Este códice, o Cancioneiro da
Ajuda, reúne as composições de poetas portugueses, galegos e outros
espanhóis anteriores aos fins do reinado de Afonso III e conservadas até então
em rolos ou cadernos.
O códice ficou interrompido, com espaços por preencher e páginas por
acabar; perdeu-se-lhe depois o rasto e no século XIX foi encontrado por
Alexandre Herculano na Biblioteca da Ajuda, maltratado e mutilado, dando
testemunho de que o interesse pelas Musas não desapareceu, porém, com o códice
perdido.

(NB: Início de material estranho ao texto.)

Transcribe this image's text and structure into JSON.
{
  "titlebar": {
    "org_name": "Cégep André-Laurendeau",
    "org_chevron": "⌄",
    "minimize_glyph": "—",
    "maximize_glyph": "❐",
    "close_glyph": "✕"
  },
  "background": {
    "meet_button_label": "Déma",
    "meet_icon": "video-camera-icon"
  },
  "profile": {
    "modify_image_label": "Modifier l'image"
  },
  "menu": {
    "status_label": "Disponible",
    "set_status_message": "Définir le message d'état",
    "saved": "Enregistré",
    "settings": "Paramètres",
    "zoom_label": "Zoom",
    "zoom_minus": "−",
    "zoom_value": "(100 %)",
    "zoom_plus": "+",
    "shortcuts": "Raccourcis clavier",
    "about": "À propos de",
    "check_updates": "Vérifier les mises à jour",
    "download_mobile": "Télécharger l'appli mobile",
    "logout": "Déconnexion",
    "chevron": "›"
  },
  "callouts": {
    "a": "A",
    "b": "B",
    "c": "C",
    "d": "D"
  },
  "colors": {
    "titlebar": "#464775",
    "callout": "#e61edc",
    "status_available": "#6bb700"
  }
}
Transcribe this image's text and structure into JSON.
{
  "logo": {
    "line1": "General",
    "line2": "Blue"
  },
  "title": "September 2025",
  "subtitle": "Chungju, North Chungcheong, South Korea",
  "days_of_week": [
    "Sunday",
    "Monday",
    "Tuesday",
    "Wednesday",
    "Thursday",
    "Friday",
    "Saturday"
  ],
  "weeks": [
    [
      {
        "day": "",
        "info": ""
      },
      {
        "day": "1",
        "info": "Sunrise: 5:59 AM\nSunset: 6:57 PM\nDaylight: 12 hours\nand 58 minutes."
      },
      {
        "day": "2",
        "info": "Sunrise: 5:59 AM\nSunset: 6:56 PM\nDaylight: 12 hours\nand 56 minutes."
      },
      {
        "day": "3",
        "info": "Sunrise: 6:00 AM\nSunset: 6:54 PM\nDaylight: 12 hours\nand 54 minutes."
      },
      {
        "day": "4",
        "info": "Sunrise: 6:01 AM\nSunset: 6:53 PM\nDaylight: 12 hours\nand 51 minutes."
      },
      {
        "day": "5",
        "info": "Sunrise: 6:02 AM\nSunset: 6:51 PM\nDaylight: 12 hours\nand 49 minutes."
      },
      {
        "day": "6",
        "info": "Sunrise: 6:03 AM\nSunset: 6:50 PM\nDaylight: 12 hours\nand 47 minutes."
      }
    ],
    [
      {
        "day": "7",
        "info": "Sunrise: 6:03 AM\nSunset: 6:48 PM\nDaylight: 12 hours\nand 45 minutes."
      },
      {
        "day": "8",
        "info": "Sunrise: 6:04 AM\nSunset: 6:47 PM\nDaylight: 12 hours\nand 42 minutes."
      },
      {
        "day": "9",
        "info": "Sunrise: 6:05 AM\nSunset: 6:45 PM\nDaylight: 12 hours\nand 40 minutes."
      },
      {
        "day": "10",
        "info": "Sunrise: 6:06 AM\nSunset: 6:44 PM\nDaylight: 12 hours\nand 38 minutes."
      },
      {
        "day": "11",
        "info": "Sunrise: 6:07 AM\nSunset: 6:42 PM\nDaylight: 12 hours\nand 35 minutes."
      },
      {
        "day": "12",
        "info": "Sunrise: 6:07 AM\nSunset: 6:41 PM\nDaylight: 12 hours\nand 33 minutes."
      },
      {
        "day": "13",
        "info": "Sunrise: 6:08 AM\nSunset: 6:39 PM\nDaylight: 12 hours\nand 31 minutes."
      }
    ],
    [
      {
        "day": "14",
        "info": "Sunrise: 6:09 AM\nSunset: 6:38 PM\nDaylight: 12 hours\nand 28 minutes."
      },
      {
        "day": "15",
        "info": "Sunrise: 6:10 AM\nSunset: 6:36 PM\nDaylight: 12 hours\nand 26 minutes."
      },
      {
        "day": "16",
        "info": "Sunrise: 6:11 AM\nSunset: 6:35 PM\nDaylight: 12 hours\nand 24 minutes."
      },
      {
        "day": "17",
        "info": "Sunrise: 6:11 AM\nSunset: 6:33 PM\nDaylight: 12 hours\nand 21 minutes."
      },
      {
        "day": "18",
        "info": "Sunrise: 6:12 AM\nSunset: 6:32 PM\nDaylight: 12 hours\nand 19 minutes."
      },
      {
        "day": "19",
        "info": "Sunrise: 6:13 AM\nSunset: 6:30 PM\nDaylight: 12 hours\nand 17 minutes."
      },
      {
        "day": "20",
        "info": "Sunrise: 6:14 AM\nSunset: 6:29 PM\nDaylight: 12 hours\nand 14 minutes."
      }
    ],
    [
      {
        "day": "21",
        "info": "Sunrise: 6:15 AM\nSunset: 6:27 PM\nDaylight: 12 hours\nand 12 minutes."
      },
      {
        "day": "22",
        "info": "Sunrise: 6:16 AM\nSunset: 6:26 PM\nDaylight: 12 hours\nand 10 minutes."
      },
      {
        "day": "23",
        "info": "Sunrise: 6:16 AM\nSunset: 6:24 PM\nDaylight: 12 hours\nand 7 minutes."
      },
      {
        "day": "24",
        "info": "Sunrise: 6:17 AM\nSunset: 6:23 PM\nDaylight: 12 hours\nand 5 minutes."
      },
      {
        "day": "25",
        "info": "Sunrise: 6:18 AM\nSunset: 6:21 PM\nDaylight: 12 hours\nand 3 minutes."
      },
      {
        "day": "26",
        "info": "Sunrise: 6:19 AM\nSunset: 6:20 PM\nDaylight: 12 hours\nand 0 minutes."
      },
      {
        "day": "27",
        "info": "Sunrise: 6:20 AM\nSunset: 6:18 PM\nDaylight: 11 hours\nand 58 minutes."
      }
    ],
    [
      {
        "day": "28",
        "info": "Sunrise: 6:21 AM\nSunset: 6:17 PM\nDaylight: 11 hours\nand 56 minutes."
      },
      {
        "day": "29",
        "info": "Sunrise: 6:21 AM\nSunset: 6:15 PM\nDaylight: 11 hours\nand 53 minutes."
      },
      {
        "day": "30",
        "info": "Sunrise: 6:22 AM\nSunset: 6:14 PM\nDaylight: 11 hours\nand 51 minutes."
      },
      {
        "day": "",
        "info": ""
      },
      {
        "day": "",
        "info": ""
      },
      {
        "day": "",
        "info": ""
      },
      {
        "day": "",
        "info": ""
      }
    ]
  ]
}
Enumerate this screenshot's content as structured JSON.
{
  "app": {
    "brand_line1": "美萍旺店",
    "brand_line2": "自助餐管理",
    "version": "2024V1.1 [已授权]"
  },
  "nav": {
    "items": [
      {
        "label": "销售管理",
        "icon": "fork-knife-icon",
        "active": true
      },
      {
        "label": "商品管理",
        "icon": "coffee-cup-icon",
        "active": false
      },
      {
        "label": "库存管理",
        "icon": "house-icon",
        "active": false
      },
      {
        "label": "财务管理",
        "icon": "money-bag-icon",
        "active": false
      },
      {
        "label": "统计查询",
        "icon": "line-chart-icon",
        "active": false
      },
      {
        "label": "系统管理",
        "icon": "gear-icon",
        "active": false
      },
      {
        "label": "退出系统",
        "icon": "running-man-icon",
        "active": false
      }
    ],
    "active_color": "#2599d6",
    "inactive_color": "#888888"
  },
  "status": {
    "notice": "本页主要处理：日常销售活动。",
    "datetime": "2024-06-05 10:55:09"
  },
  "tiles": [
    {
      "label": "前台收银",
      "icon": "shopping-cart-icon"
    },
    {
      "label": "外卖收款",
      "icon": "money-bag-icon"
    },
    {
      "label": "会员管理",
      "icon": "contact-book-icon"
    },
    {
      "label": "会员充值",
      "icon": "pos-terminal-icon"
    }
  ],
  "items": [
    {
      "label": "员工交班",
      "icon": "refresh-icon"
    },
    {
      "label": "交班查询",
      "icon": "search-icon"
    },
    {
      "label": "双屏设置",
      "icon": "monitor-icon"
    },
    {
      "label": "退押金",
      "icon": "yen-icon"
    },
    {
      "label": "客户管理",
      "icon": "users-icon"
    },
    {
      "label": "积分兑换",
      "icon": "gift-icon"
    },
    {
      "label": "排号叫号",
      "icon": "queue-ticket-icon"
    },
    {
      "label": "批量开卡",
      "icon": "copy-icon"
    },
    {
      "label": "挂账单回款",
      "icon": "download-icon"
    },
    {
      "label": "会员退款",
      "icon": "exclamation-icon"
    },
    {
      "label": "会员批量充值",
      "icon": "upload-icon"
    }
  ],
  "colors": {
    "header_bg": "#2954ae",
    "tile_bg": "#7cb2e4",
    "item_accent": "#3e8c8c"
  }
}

O Livro das Cantigas, outro
códice mencionado no testamento do conde de Barcelos, continha talvez as
poesias do Cancioneiro da Ajuda, mais
outras que este excluiu e ainda as que foram compostas posteriormente (até
cerca de 1350), por poetas de toda a Península, em galego-português. É, quem
sabe! A fonte mais ou menos directa de duas cópias do século XVI feitas na Itália
e que chegaram até nós». In António José Saraiva, O Crepúsculo da Idade Média
em Portugal, Gradiva Publicações, Lisboa, 1998, ISBN 972-662-157-7.